Bunion Surgery Introduction
In some cases, bunion surgery is the only way to correct the deformity of Hallux valgus and restore “normality” to the big toe, not only in terms of appearances but also in terms of function.
Unfortunately bunion surgery has a reputation for being very painful. This is because many older techniques involved destroying the big toe joint and not using any form of fixation when the bones were cut. This would therefore mimic a fracture and not surprisingly caused considerable pain and a long period of recovery.
However, there are many modern types of bunion surgery available now which are more sophisticated and for each patient undergoing bunion surgery there will be an optimal procedure based on the extent of the deformity but also on the lifestyle of the patient.

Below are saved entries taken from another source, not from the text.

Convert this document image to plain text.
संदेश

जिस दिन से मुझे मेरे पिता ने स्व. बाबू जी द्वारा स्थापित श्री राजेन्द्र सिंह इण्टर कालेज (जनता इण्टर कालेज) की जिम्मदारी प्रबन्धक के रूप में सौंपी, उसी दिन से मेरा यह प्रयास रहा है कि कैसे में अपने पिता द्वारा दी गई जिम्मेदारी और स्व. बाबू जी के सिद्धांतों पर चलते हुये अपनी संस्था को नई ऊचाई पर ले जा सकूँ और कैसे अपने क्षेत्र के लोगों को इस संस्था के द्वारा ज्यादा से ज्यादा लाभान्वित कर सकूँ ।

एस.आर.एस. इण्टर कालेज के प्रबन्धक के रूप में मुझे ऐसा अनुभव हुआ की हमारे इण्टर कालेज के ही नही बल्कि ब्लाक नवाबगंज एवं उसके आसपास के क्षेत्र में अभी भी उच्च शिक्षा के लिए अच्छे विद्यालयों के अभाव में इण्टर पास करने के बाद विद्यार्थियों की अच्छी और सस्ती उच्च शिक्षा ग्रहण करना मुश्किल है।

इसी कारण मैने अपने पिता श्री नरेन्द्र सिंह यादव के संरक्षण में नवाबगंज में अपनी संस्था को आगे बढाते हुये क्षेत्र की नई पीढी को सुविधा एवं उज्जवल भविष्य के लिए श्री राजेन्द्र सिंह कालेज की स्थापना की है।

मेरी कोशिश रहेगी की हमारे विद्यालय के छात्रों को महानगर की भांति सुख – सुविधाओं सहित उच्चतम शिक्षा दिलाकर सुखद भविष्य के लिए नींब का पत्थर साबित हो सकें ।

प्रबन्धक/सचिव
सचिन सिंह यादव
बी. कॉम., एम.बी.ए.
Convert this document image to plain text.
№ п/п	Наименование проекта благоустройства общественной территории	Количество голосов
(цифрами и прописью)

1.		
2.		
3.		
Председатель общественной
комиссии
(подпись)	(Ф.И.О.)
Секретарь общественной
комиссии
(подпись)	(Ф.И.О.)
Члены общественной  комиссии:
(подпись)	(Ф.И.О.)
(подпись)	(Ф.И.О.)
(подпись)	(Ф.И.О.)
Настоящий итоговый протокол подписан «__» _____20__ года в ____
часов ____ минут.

How does Bunion Surgery work?
At The London Foot and Ankle Centre, we regularly use a procedure called the Scarf Osteotomy. This is a well-established procedure which allows correction of deformity and simultaneous preservation of the normal foot anatomy.
The London Foot and Ankle Centre also offers a new form of minimally invasive bunion surgery based on much smaller incisions and reduced scarring, which appears to offer a quicker and easier recovery.
Scarf Osteotomy for bunion correction
Before and after bunion surgery performed at the London Foot and Ankle Centre
The bones are cut and then held in the correct position using screws without heads. This means the metalwork is buried and not palpable through the skin. Because the bones are held securely with the screws the bone ends do not move.
This means that the optimal position can be chosen and maintained but also the rigidity of the fixation helps considerably to minimise pain and swelling after surgery.
All bunion surgery is associated with the potential for stiffness of the big toe and if this is not addressed, the stiffness can persist. Modern techniques use rigid bone fixation, which allows for early mobilisation of the big toe joint.
Physiotherapy is a very important tool in the recovery of patients from bunion surgery. Physiotherapists are able to speed up the recovery process by instituting early mobilisation and working on techniques to reduce swelling.
Physiotherapists specialising in foot and ankle conditions are an integral part of the team at London Foot and Ankle Centre providing support and rehabilitation programmes for patients following surgery for bunions (hallux valgus).
How long will it take to recover?
It takes approximately 4 – 6 weeks for the bone to heal following bunion surgery, and during this time the patient will need to wear a special post-operative shoe, and will be unable to drive.